Humildade, lágrimas, provações, ciladas, cadeias
e tribulações, de fato, uma vida “de prazeres”! Mesmo quando Paulo suplicou por
uma vida física mais ou menos normal, sem o espinho na carne, seu pedido não
foi atendido. Será que ele não deveria ter enfrentado essa limitação física com
visualização ou pensamento positivo? Esse homem de Deus podia dizer de si
mesmo: “...pobres, mas enriquecendo a muitos; nada tendo, mas possuindo
tudo” (2 Co 6.10). Devemos temer, com justiça, que muitos dos pregadores de
sucesso de nossos dias literalmente invertem a ordem das coisas: “ricos, mas
empobrecendo a muitos”.
Todo esse evangelho
da prosperidade e do bem-estar é um cumprimento de 2 Timóteo 4.3, onde está
escrito que os homens dos últimos dias cortejarão mestres por cujas palavras
sentem coceira nos ouvidos, mestres que os agradem. Muitos gostariam de ouvir
que Deus quer nos fazer grandes, ricos, saudáveis e poderosos. Essa era a
mensagem dos amigos de Jó, que não conseguiam entender que Jó enfrentava
tanto sofrimento por se encontrar dentro da vontade de Deus.
Paulo explicou: que os “crentes” dos últimos
dias não apenas serão “amantes de si mesmos” (2 Tm 3.2, Ed. Revista e
Corrigida) mas “mais amigos dos prazeres (tradução literal da
palavra grega “philedonos”) que amigos de Deus” (2 Tm 3.4).
Uma geração hedonista
Esta é a mensagem
para uma geração hedonista, como Paulo explicou: que os “crentes” dos últimos
dias não apenas serão “amantes de si mesmos” (2 Tm 3.2, Ed. Revista e
Corrigida) mas “mais amigos dos prazeres (tradução literal da
palavra grega “philedonos”) que amigos de Deus” (2 Tm 3.4).
Será que Jesus também ofereceu uma falsa fé? Ele
disse à igreja de Esmirna: “Não temas as coisas que tens de sofrer. Eis que
o Diabo está para lançar em prisão alguns dentre vós, para serdes postos à
prova, e tereis tribulação de dez dias.

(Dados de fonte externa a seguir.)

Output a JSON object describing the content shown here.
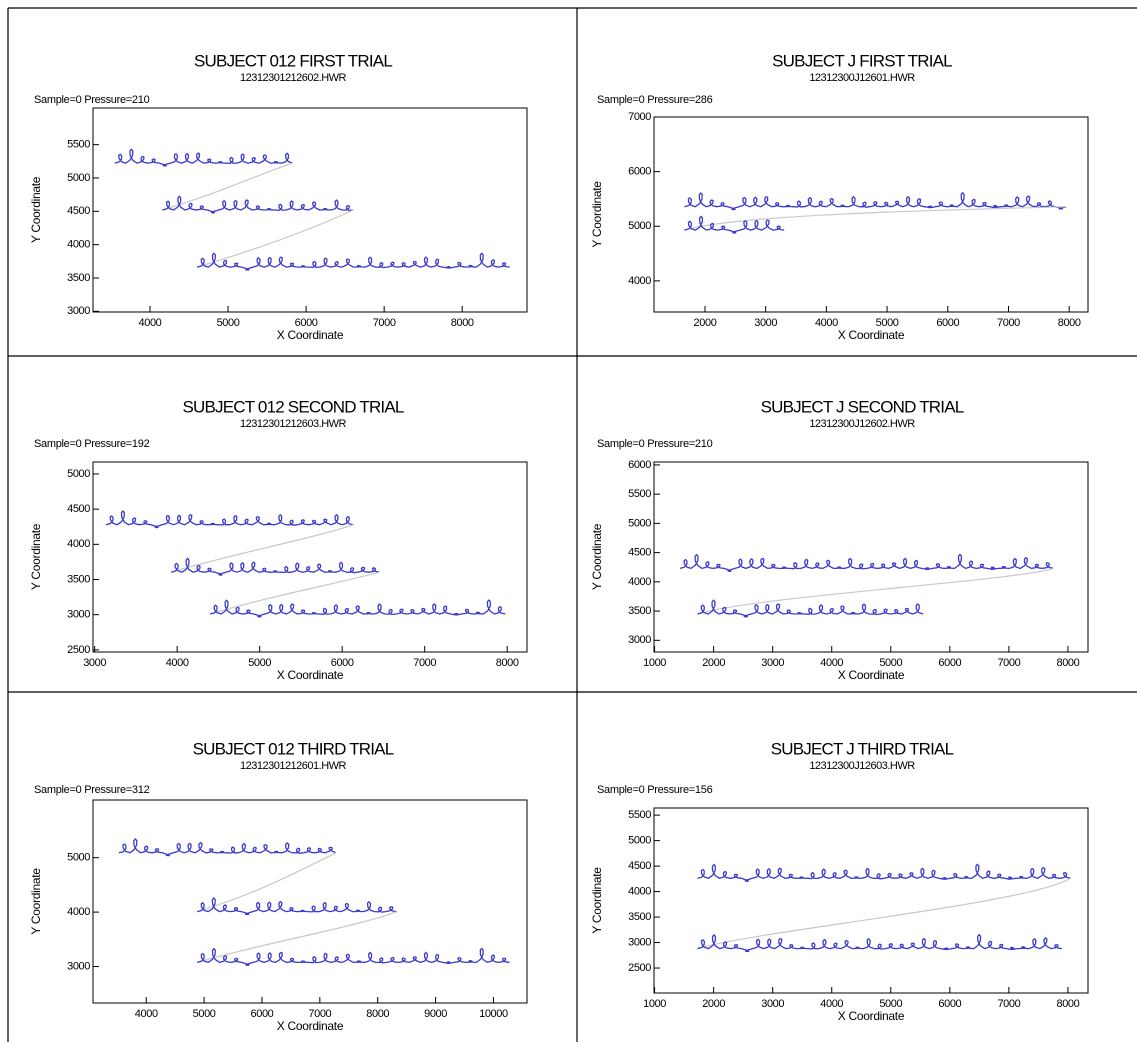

Sê fiel até à morte, e dar-te-ei a
coroa da vida” (Ap 2.10).
O oposto do triunfalismo
Isso é totalmente oposto ao atual triunfalismo do
evangelho da prosperidade. É monstruoso o que é tolerado e propagado na
cristandade contemporânea. Esta geração ocidental literalmente criou um
evangelho resumido e derivado de seu hedonismo, de sua amoldagem ao espírito da
época, de sua loucura por saúde, bem-estar e entretenimento, de seu desejo por
prazeres carnais e de sua auto-estima.
Pobre, miserável, cego e nu
Talvez a melhor
caracterização da situação espiritual desses pregadores e adeptos do evangelho
da prosperidade e do bem-estar seja a declaração de Jesus Cristo a uma igreja
próspera e abastada, mal acostumada ao sucesso, a igreja de Laodicéia: “pois
dizes: Estou rico e abastado e não preciso de coisa alguma, e nem sabes que tu
és infeliz, sim, miserável, pobre, cego e nu” (Ap 3.17).